Although the current analysis provides an insight into the performance of the AJCC staging system among patients who underwent radical surgery, it stands short of assessing patients who were diagnosed following biopsy only or following incidental histological discovery of adenocarcinoma in cholecystectomy specimens. A number of interventions were suggested to improve the staging of those patients. These include thorough staging laparoscopy as well as second radical resection following incidental histological diagnosis (13,14).

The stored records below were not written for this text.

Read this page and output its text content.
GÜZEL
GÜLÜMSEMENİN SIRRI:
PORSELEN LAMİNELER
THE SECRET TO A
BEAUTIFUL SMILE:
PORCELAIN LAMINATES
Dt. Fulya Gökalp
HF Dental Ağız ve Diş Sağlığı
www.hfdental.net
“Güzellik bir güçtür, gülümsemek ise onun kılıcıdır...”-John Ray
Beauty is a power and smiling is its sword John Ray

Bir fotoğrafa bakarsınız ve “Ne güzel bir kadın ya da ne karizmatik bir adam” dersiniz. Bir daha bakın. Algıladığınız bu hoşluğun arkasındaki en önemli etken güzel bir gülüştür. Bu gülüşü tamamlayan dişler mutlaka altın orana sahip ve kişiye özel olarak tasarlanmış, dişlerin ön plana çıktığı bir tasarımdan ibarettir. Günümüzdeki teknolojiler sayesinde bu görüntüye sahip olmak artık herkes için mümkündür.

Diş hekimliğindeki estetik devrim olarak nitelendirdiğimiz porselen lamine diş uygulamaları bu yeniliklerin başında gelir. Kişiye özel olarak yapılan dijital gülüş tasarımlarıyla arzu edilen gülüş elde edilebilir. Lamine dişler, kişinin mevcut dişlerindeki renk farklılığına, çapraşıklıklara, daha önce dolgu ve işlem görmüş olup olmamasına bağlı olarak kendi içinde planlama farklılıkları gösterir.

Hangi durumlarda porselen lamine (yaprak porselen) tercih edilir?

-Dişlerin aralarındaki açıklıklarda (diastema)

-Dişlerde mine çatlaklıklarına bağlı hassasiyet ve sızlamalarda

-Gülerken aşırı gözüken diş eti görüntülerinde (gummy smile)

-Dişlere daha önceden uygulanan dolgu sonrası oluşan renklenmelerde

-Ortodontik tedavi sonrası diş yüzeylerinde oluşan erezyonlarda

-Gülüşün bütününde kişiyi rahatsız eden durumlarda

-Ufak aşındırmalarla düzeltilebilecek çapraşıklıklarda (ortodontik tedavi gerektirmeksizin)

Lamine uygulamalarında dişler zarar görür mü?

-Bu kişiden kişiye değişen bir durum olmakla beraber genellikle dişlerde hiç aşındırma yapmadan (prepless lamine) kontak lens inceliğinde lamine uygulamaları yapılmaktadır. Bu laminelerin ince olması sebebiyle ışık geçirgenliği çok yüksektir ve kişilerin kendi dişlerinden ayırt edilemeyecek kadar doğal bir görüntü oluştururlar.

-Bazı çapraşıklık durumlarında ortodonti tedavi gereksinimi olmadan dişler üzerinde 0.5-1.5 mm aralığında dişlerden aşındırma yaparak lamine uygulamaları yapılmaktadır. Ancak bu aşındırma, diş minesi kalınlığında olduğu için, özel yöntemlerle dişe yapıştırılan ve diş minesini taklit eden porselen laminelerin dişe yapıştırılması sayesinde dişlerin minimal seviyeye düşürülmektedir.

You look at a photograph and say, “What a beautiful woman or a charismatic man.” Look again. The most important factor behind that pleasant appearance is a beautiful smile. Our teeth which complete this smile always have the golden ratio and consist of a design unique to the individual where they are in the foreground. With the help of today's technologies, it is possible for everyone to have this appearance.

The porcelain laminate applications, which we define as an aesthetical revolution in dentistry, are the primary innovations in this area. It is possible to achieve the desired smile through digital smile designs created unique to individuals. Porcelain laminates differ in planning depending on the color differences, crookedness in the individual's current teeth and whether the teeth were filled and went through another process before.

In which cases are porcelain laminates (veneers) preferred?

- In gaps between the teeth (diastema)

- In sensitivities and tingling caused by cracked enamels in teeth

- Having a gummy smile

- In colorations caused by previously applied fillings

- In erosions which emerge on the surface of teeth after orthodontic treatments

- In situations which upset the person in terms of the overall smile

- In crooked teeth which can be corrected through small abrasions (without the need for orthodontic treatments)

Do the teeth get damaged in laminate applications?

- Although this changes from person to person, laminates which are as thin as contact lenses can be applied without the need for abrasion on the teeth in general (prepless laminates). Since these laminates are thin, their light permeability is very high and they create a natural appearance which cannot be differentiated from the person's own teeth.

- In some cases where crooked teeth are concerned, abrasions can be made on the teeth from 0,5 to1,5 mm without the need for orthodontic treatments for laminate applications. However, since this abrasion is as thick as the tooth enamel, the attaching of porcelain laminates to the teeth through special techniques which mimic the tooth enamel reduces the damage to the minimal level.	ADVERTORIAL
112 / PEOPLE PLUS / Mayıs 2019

A plethora of recent studies suggested that molecular and gene expression profiling may play an important role in prognostication and treatment selection for gall bladder cancer (15,16). Given the recent interest of AJCC staging systems in gene expression profiling in some solid tumors (e.g., breast cancer), these molecular signatures might prove useful for the staging algorithm for gall bladder cancer and might be introduced at a later version of the AJCC.
In conclusion, there is a comparable discriminatory performance for AJCC 8th staging system compared to AJCC 7th staging system. Change form location-based to number-based N category assessment does not seem to improve the overall prognostic performance of the AJCC staging system.
Conflicts of Interest: The authors have no conflicts of interest to declare.
Ethical Statement: This article does not contain any studies with human participants or animals performed by the authors. As this study is based on a publicly available database without identifying patient information, informed consent was not needed.